The Philharmonic, which announced his death, said that Siegfried's wife, former ballerina Irene Gabriel, perished with him. She was 70.

Born in Berlin in 1921 to an Orthodox Jewish family, Landau trained at the Stern and Klindworth-Scharwenka conservatories in Germany. According to The New York Times, the family fled Germany in 1939 and settled in London, where Landau enrolled at at the Guildhall School of Music and Drama and the Trinity College of Music. He then continued his studies in New York with the conductor Pierre Monteux.

Before founding the Brooklyn Philharmonic, Landau guest conducted for the Carnegie Pops concerts, the Hunter College Series and Brooklyn Museum concerts. He taught at the New York College of Music and was music director for Shearith Israel Synagogue in Manhattan. He taught cantorial lore at the Jewish Theological Seminar and led the 92nd Street Y chorus for a number of years.

Landau served as music director and conductor of the Brooklyn Philharmonic for the first 17 years of the orchestra's history. On May 3, 1955 he conducted the orchestra in its first concert, an all-Beethoven program.

Nathan Milstein, Mischa Elman, Isaac Stern, Rudolf Serkin and many other prominent musicians joined the orchestra and Landau at the Brooklyn Academy of Music.

From the start, Landau championed new music at the Philharmonic (known as the Brooklyn Philharmonia during his tenure).
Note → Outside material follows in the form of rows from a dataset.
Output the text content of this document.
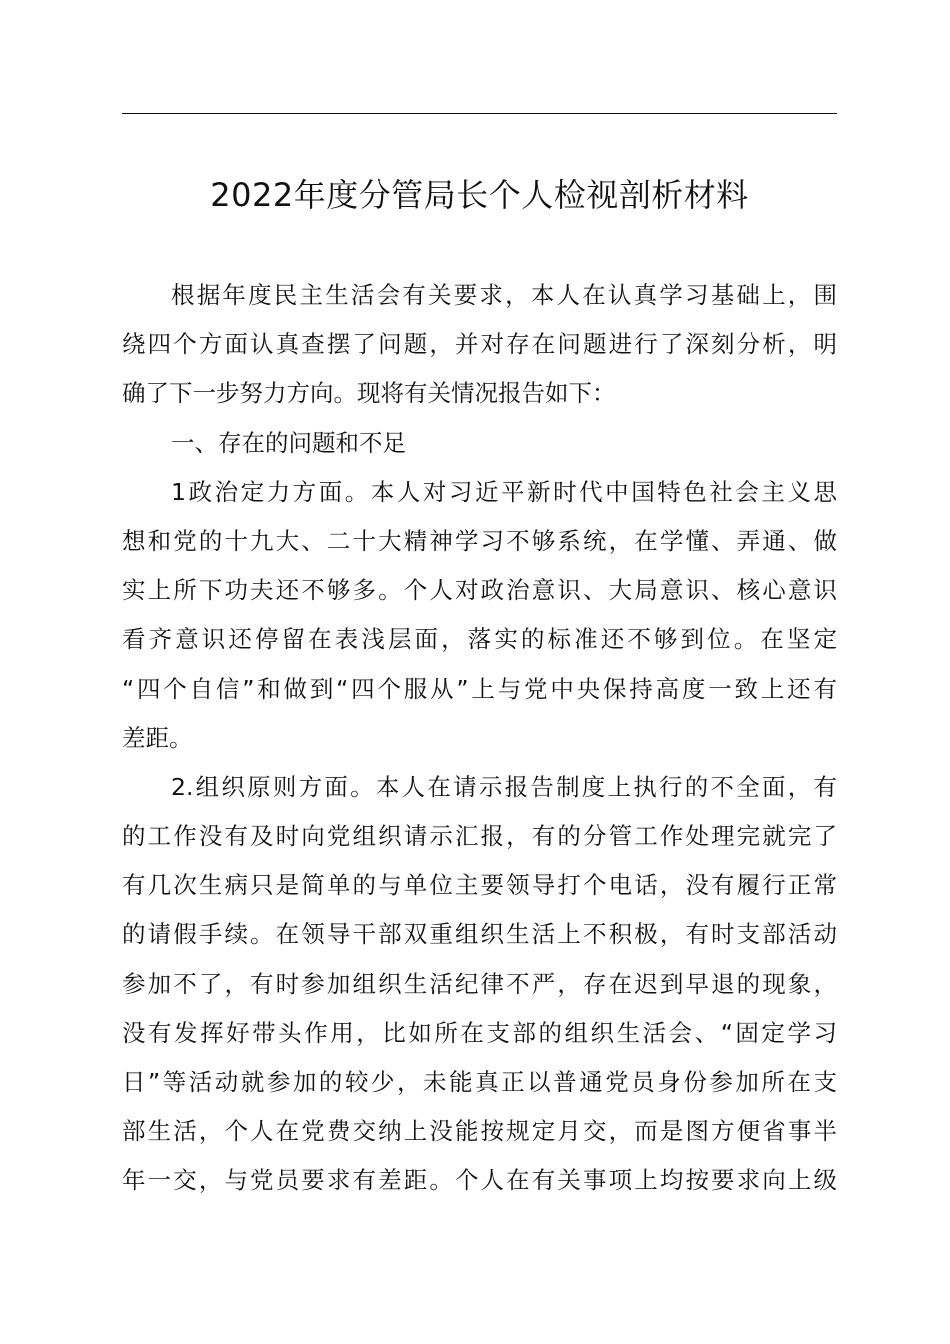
2022年度分管局长个人检视剖析材料
根据年度民主生活会有关要求，本人在认真学习基础上，围
绕四个方面认真查摆了问题，并对存在问题进行了深刻分析，明
确了下一步努力方向。现将有关情况报告如下：
一、存在的问题和不足
1政治定力方面。本人对习近平新时代中国特色社会主义思
想和党的十九大、二十大精神学习不够系统，在学懂、弄通、做
实上所下功夫还不够多。个人对政治意识、大局意识、核心意识
看齐意识还停留在表浅层面，落实的标准还不够到位。在坚定
“四个自信”和做到“四个服从”上与党中央保持高度一致上还有
差距。
2.组织原则方面。本人在请示报告制度上执行的不全面，有
的工作没有及时向党组织请示汇报，有的分管工作处理完就完了
有几次生病只是简单的与单位主要领导打个电话，没有履行正常
的请假手续。在领导干部双重组织生活上不积极，有时支部活动
参加不了，有时参加组织生活纪律不严，存在迟到早退的现象，
没有发挥好带头作用，比如所在支部的组织生活会、“固定学习
日”等活动就参加的较少，未能真正以普通党员身份参加所在支
部生活，个人在党费交纳上没能按规定月交，而是图方便省事半
年一交，与党员要求有差距。个人在有关事项上均按要求向上级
He resigned in 1971, reportedly because the financially troubled organization had shortened its season.

The Times quotes Maurice Edwards, a former executive director of the Brooklyn Philharmonia, as saying, "[Landau] put together a corps of top-notch, professional freelance players from New York. He did at least two or three new compositions each season, or revivals of neglected symphonic scores."

The paper quotes Landau as saying, "If I stayed with the same old warhorses year after year, if I permitted the repertoire to stagnate and become impoverished, I would no longer be serving the course of music. What is of enormous importance is that we take a stand against a tendency that is absolutely deadening to the future of Western music."

It seems appropriate, then, that the Brooklyn Philharmonic will dedicate its March 10 concert, which features new works of Osvaldo Golijov, to Landau and his wife.